How to be evangelical without inerrancy Nov 11, 2007
Evangelicals & Scripture: Tradition, Authority and Hermeneutics is a collection of essays which takes the reader through an exploration of possibilities for a distinctly evangelical doctrine of Scripture, with a heavy critique on the inerrantist position. The book is divided into three sections. The first explores the historical development of the evangelical movement and its doctrine of Scripture. In the second section, the essays explore the nature of exegesis in such an evangelical doctrine of Scripture, with particular attention to difficulties in speaking of the "original autographs" of the Bible. Thirdly, the book investigates the face of evangelical hermeneutics in light of the challenge of postmodernism.
The book paints a general picture of historic evangelicalism which has struggled to defend its positions on Scripture, basing its arguments on what it sees as the authoritative and "central Christian tradition." Thomas Buchan explains how both inerrantists and non-inerrantists base their arguments in the search for such a tradition. Donald Dayton challenges the inerrancy view it from a Pietist perspective. Dayton suggests that 75 to 80 percent of the National Association of Evangelicals (NAE) consists of traditions stemming from the Pietistic tradition (85-6). Pietism, according to Dayton, has tended to have a strong respect for the commands of the Bible while also allowing for questions of textual criticism. Dayton thus challenges the assumption that the majority view of evangelicals is staunch inerrancy. [This was one of my favorite essays in the book.]

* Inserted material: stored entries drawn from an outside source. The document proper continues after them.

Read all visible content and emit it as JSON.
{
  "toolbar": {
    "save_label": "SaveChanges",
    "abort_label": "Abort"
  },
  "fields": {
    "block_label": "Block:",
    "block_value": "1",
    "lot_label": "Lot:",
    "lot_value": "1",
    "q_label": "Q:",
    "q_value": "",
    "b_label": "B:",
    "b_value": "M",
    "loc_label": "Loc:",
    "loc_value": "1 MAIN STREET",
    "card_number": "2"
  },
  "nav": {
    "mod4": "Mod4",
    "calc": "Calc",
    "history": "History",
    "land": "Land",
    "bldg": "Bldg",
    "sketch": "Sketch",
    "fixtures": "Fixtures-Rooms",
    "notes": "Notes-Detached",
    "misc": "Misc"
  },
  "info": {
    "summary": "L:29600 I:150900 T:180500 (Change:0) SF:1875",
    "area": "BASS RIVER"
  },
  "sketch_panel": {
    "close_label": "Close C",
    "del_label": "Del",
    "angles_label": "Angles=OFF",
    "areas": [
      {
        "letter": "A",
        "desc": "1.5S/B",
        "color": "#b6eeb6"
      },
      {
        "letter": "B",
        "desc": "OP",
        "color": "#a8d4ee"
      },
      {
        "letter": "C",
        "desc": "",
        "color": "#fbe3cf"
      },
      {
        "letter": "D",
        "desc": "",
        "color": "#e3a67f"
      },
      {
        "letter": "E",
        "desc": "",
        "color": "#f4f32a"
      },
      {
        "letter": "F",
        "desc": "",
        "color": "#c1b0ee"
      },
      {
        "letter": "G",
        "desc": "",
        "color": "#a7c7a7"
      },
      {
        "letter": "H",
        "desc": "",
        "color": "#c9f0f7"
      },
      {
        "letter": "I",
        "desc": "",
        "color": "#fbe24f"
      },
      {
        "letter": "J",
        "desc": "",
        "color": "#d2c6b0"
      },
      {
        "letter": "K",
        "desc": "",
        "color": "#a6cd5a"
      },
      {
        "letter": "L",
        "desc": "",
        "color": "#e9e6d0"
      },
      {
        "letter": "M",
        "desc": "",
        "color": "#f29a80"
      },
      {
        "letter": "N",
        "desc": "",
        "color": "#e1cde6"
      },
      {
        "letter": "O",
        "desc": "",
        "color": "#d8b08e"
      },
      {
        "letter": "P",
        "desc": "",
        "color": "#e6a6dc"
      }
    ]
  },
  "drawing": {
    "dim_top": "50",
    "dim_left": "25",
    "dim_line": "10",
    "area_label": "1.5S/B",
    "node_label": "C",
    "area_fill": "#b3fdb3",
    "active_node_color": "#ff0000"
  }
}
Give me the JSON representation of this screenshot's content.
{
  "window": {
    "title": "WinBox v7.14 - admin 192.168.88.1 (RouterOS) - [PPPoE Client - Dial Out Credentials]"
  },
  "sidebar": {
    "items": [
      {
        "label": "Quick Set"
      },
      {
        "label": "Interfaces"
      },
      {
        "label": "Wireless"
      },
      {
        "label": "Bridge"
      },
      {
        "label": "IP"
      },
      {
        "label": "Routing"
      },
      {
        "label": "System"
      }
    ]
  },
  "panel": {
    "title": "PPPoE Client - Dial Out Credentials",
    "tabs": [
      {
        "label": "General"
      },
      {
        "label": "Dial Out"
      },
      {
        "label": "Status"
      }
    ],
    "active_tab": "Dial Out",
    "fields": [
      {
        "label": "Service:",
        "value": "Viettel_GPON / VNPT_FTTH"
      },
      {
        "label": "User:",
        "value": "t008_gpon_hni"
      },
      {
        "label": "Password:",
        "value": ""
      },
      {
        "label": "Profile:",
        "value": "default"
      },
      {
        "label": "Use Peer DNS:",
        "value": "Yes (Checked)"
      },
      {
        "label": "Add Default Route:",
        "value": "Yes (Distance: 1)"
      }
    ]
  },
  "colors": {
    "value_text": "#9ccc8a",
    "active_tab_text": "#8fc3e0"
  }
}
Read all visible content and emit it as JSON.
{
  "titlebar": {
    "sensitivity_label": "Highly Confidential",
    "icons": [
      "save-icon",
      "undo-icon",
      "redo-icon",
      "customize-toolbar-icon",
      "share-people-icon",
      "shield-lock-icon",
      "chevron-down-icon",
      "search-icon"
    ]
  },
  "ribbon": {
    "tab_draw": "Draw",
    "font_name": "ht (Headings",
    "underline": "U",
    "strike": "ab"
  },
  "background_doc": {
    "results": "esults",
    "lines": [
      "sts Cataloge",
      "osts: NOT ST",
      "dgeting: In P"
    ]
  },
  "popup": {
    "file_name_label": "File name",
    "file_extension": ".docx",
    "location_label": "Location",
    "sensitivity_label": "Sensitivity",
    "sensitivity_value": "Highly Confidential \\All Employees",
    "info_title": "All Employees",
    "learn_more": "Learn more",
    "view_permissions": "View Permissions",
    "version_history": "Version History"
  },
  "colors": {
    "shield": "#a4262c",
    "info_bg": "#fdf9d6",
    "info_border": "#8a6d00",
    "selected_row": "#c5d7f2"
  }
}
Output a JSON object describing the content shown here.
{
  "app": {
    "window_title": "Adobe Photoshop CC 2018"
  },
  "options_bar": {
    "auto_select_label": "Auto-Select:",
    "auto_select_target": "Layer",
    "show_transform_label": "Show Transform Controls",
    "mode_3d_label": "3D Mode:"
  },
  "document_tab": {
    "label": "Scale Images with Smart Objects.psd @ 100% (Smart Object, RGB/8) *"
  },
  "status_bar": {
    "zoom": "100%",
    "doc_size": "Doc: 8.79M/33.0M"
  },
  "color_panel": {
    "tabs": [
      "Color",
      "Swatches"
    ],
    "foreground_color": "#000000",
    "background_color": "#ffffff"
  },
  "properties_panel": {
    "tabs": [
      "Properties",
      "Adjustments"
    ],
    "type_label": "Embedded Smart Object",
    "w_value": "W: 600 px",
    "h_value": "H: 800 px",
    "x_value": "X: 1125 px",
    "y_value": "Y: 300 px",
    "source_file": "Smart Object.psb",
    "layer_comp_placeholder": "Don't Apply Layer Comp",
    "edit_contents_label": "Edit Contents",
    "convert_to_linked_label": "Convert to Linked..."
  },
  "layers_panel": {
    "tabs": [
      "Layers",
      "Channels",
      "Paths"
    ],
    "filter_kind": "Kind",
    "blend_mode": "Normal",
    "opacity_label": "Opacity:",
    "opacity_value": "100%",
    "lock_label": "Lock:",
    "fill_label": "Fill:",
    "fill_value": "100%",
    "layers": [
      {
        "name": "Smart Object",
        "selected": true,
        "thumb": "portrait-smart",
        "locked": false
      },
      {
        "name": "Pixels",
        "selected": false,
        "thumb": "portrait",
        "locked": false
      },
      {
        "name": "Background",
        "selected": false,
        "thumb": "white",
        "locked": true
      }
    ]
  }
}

The challenges of textual criticism to the inerrancy position are explored in the historical developments of biblical scholarship with both Old and New Testaments. John Brogan comments that inerrantists seem to "argue that text critics must sacrifice their well-established and long-held text-critical methods on the altar of inerrancy" (104). When it appears that the most accurate manuscripts show a factual error, the inerrantists argue that the textual criticism done (rather than their position on inerrancy) is invalid. On the flip side, Richard Schultz warns against being "carried away" too far into the historical-critical method, if this method causes us to dismiss the challenges of the prophet Isaiah (for example).
The last section of the book calls into question the possibility of reaching the actual authorial intention. Bruce Ellis Benson suggests that we are able to come to something close to an understanding of the author's meaning, but it is probably not identical to the original intention (190-1). The essays in this section call us to reassess the role of tradition in our view of Scripture as well as how we are to define and communicate biblical truth to a postmodern society.
Overall, this book is less an affirmation of a particular evangelical doctrine of Scripture, and more a negation of the inerrantist position. The essays explore important issues and raise excellent questions for the evangelical reader. Most of the essays are highly readable, with the exception of chapter three. Grenz's opening chapter on the history of the doctrine of inerrancy should be read by all evangelicals. Dayton's point is especially poignant: you don't need inerrancy to follow the commands of the Bible. In fact, getting caught up in the inerrancy debate may distract you from the commands of the Bible.
[To be honest, I would give this book four stars, but I'm trying to counter-balance the previous reviewer who gave this book only one star. For a book to actually get *one* star, it would have to be incoherent. I don't think you should give an intelligently written book one star even if you disagree with its claims and argumentation.]